Dopamine Synthesis and D1 Receptor Agonism are Essential for Resolution of Experimental Lung Fibrosis

Abstract

Rationale Idiopathic Pulmonary fibrosis (IPF) is characterized by progressive and ultimately fatal end-stage lung scarring associated with uncontrolled deposition, stiffening and remodeling of fibrous connective tissue proteins.

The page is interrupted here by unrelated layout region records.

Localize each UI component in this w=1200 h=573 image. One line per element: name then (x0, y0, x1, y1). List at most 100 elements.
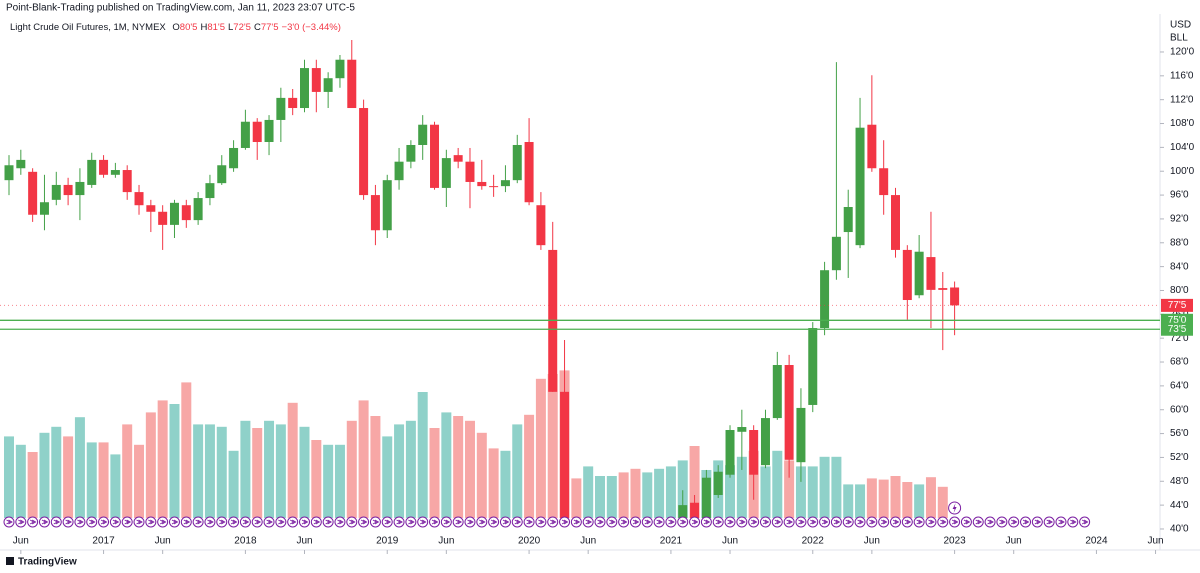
event-arrow (479, 519, 486, 525)
event-icon (86, 516, 98, 528)
candle-body (867, 124, 877, 169)
volume-bar (760, 466, 771, 518)
event-icon (121, 516, 133, 528)
candle-body (713, 471, 723, 495)
event-icon (3, 516, 15, 528)
ohlc-key: L (228, 22, 233, 33)
ohlc-value: 72'5 (233, 22, 251, 33)
x-tick-label: 2020 (518, 536, 541, 547)
event-icon (712, 516, 724, 528)
event-arrow (325, 519, 333, 525)
volume-bar (27, 452, 38, 518)
volume-bar (334, 444, 345, 518)
event-icon (700, 516, 712, 528)
event-icon (559, 516, 571, 528)
volume-bar (275, 424, 286, 518)
volume-bar (346, 420, 357, 518)
event-arrow (289, 519, 297, 525)
event-arrow (798, 519, 805, 525)
event-arrow (396, 519, 403, 525)
event-icon (287, 516, 299, 528)
volume-bar (323, 444, 334, 518)
candle-body (796, 407, 806, 463)
event-arrow (680, 519, 687, 525)
event-icon (1031, 516, 1043, 528)
price-label-bg (1161, 298, 1193, 312)
footer-brand: TradingView (18, 557, 77, 568)
event-arrow (597, 519, 604, 525)
candle-body (914, 251, 924, 296)
candle-body (524, 142, 534, 203)
event-icon (1020, 516, 1032, 528)
event-arrow (159, 519, 167, 525)
event-arrow (963, 519, 971, 525)
volume-bar (122, 424, 133, 518)
candle-body (122, 170, 132, 193)
event-icon (488, 516, 500, 528)
event-icon (594, 516, 606, 528)
event-arrow (739, 519, 746, 525)
event-icon (1067, 516, 1079, 528)
event-icon (842, 516, 854, 528)
candle-body (926, 257, 936, 290)
volume-bar (299, 426, 310, 518)
event-icon (429, 516, 441, 528)
event-arrow (833, 519, 841, 525)
event-arrow (278, 519, 285, 525)
volume-bar (488, 448, 499, 518)
event-icon (618, 516, 630, 528)
event-arrow (301, 519, 309, 525)
volume-bar (228, 450, 239, 518)
event-icon (358, 516, 370, 528)
volume-bar (831, 456, 842, 518)
event-arrow (313, 519, 321, 525)
volume-bar (15, 444, 26, 518)
event-arrow (171, 519, 179, 525)
event-icon (901, 516, 913, 528)
event-arrow (656, 519, 664, 525)
volume-bar (500, 450, 511, 518)
event-icon (417, 516, 429, 528)
candle-body (891, 195, 900, 250)
event-arrow (644, 519, 652, 525)
event-icon (98, 516, 110, 528)
event-arrow (821, 519, 829, 525)
volume-bar (535, 378, 546, 518)
event-arrow (148, 519, 155, 525)
volume-bar (618, 472, 629, 518)
volume-bar (606, 476, 617, 518)
y-tick-label: 80'0 (1170, 285, 1189, 296)
event-icon (180, 516, 192, 528)
event-arrow (916, 519, 924, 525)
candle-body (950, 287, 960, 306)
candle-body (146, 205, 156, 212)
event-arrow (774, 519, 782, 525)
y-tick-label: 116'0 (1170, 70, 1194, 81)
volume-bar (264, 420, 275, 518)
event-icon (145, 516, 157, 528)
event-arrow (65, 519, 73, 525)
volume-bar (524, 414, 535, 518)
event-arrow (869, 519, 876, 525)
unit: BLL (1170, 33, 1188, 44)
event-icon (228, 516, 240, 528)
event-icon (168, 516, 180, 528)
candle-body (430, 124, 440, 188)
publisher-header: Point-Blank-Trading published on Trading… (6, 3, 355, 14)
volume-bar (819, 456, 830, 518)
y-tick-label: 52'0 (1170, 452, 1189, 463)
price-label: 75'0 (1168, 315, 1187, 326)
candle-body (63, 184, 73, 196)
event-arrow (573, 519, 581, 525)
event-icon (795, 516, 807, 528)
y-tick-label: 60'0 (1170, 404, 1189, 415)
candle-body (28, 171, 38, 215)
candle-body (335, 59, 345, 79)
event-icon (653, 516, 665, 528)
currency: USD (1170, 20, 1191, 31)
x-tick-label: Jun (13, 536, 29, 547)
y-tick-label: 84'0 (1170, 261, 1189, 272)
event-icon (499, 516, 511, 528)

We have previously shown that agonism of the dopamine receptor D1 attenuates experimental lung fibrosis in mice, and that the lungs of IPF patients display reduced transcript and protein levels of DOPA decarboxylase (DDC), the enzyme that catalyzes the biosynthesis of dopamine. Here we investigate the role of endogenous dopamine production and signaling in the resolution of experimental lung fibrosis. Methods Using a self-resolving model of experimental lung fibrosis, we administered bleomycin (1.1U/kg) to 10-week old mice intratracheally at day 0, and collected lung tissue from sham and bleo groups at day 21 to establish the level of baseline fibrosis. We then administered the DDC inhibitor carbidopa (20mg/kg, IP), the D1 receptor antagonist SCH 39166 (0.5mg/kg, SC), or vehicle control daily from day 21 to 42. Lung tissue was collected for hydroxyproline and histological analysis. In order to investigate dopamine synthesis and signaling ex vivo, we generated precision-cut lung slices (PCLS) from healthy mice and stimulated them +/- TGFβ for 72 hours and collected total RNA from the lung slices and conditioned media to measure dopamine production by ELISA. Results As previously observed, lung tissue collected at day 21 post injury displayed enhanced markers of fibrosis measured by hydroxyproline (478% increase over sham) and H&E stained histology. By day 42 the vehicle control mice resolved this fibrosis. In contrast, the mice treated with carbidopa or SCH 39166 maintained the fibrosis observed at day 21 (514% and 592% increase compared to sham, respectively). Consistent with our prior observation in IPF patient lung, PCLS cultured ex vivo with TGFβ expressed significantly less Ddc (75% reduction compared to control) and total dopamine abundance in the conditioned media dropped from ~120ng/mL to ~32ng/mL. Conclusions Dopamine synthesis through the activity of DDC, and agonism of the dopamine receptor D1 are essential to pulmonary fibrosis resolution after injury. PCLS represents a useful model to further investigate the molecular mechanisms leading to reduced expression of DDC, and test pharmacological approaches to stimulate dopamine signaling as a potential therapy for IPF.